Monthly Archives: January 2021

Wednesday 1st September 2021 – Paula Rego: Painting Women on the Edge, and Telling Tales of the Unexpected

Paula Rego: Painting Women on the Edge, and Telling Tales of the Unexpected

Wednesday 1st September 2021

Paula Rego

Image from Wikipedia, used under the Creative Commons Attribution

Linda Smith

This lecture will look at the life and work of Paula Rego, a British artist of Portuguese origin best known for her depictions of folk tales and strikingly unusual images of women.
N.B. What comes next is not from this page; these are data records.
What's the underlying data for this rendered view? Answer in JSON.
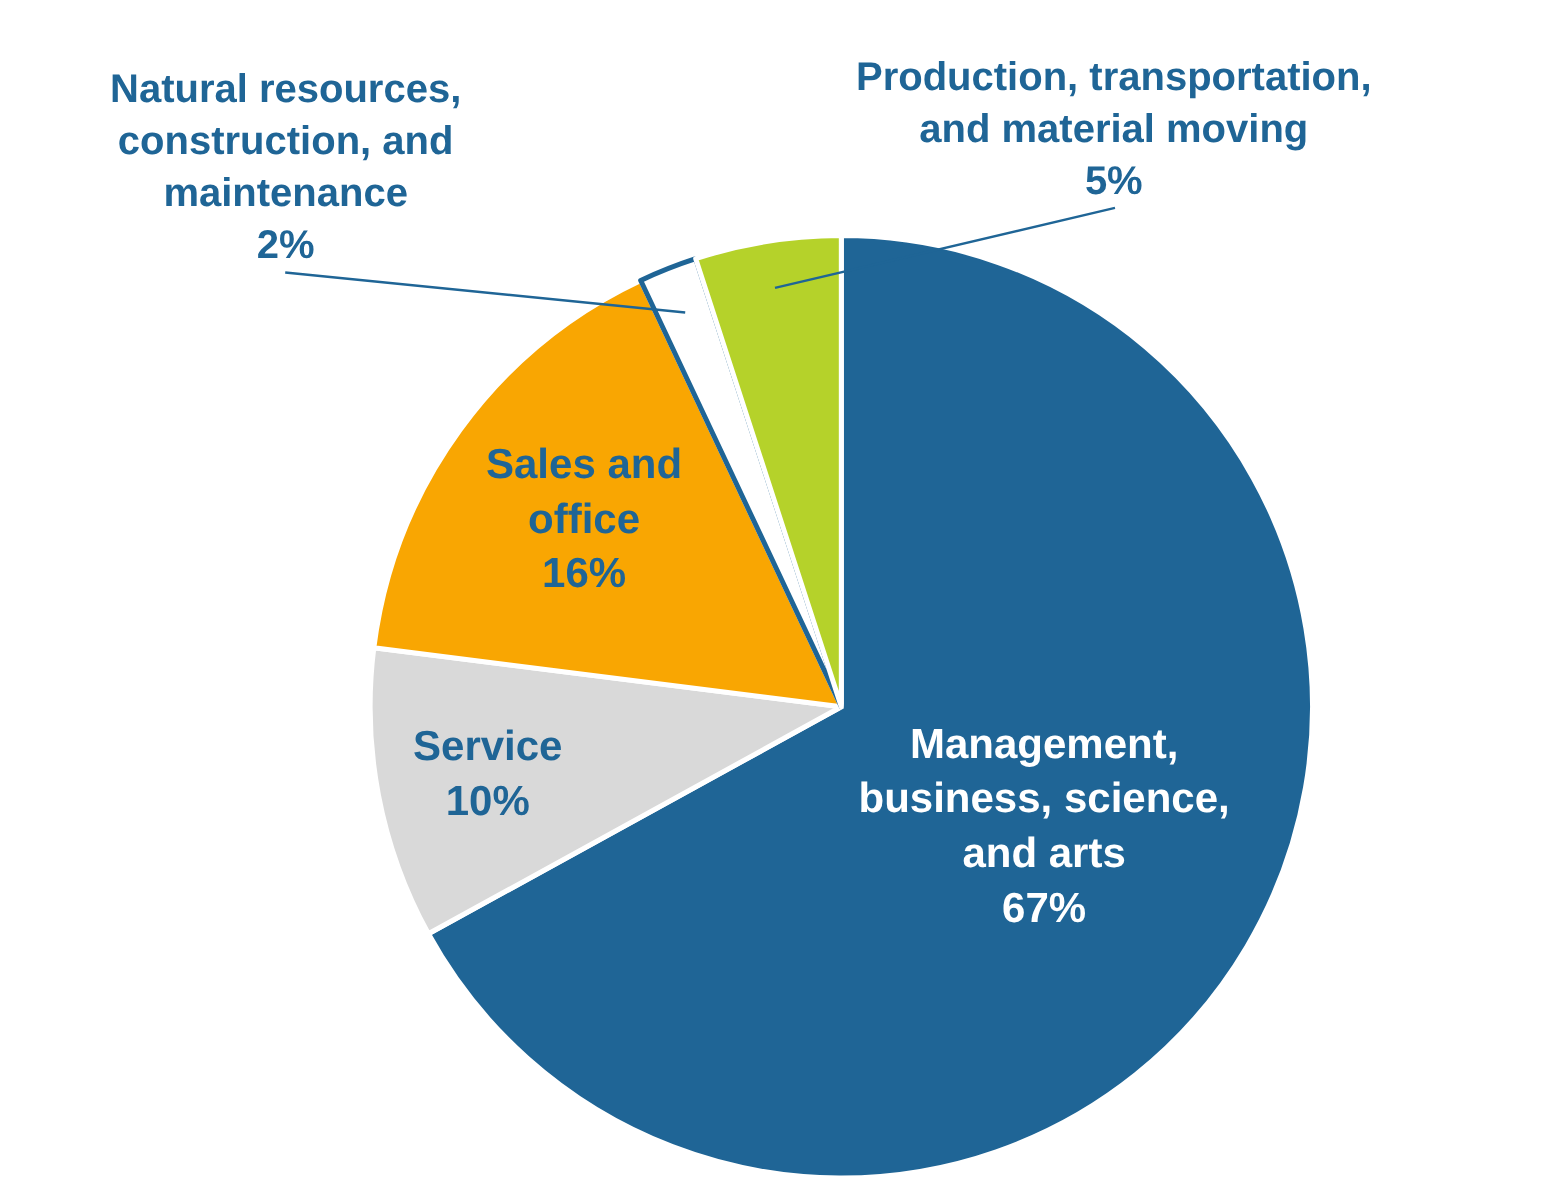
{
  "chart_data": {
    "type": "pie",
    "categories": [
      "Management, business, science, and arts",
      "Service",
      "Sales and office",
      "Natural resources, construction, and maintenance",
      "Production, transportation, and material moving"
    ],
    "values": [
      67,
      10,
      16,
      2,
      5
    ],
    "value_labels": [
      "67%",
      "10%",
      "16%",
      "2%",
      "5%"
    ],
    "colors": [
      "#1f6596",
      "#d9d9d9",
      "#f9a602",
      "#ffffff",
      "#b5d22a"
    ]
  }
}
Married to the British artist Victor Willing (1928-88), Paula Rego settled in this country permanently in the 1970s, but her career in Britain had effectively begun in the early 1960s, when she exhibited with artists like Frank Auerbach and David Hockney. Over the following twenty years her career and reputation built steadily, and in 1990 she was invited to become the first Associate Artist at the National Gallery. Her well-known series of paintings and prints based on nursery rhymes emerged from this residency, as did another series of large-scale paintings which is currently displayed in the National Gallery restaurant.

In her early days, Paula Rego experimented with many different styles, including abstraction, and was very much influenced by Surrealism, but her mature style places a strong emphasis on clear draughtsmanship and the human figure. She produces works which suggest complicated narratives full of psychological tension, drama, and emotion. Frequently she depicts women and girls in disturbing or ambiguous situations and poses, which has occasionally caused some controversy, but her insistence on the physicality of her female figures, and her refusal to idealise or revert to cliché has earned her global recognition and many prestigious awards. She was made a Dame Commander of the Order of the British Empire in 2010. 

Click here for details of the Paula Rego exhibition at Tate Britain.

Linda Smith holds two first-class degrees in Art History. She has a broad knowledge of art historical subjects, but specialises in British Art and twentieth century art. She is an experienced lecturer and guide at Tate Britain and Tate Modern and has lectured to a wide variety of audiences, including school and university students, and independent arts societies in the UK and overseas.

This is the first lecture of our 2021/ 22 season.
Covid-19 restrictions permitting, we hope to hold this lecture at the Royal Spa Centre at 11:00am and 2:00pm.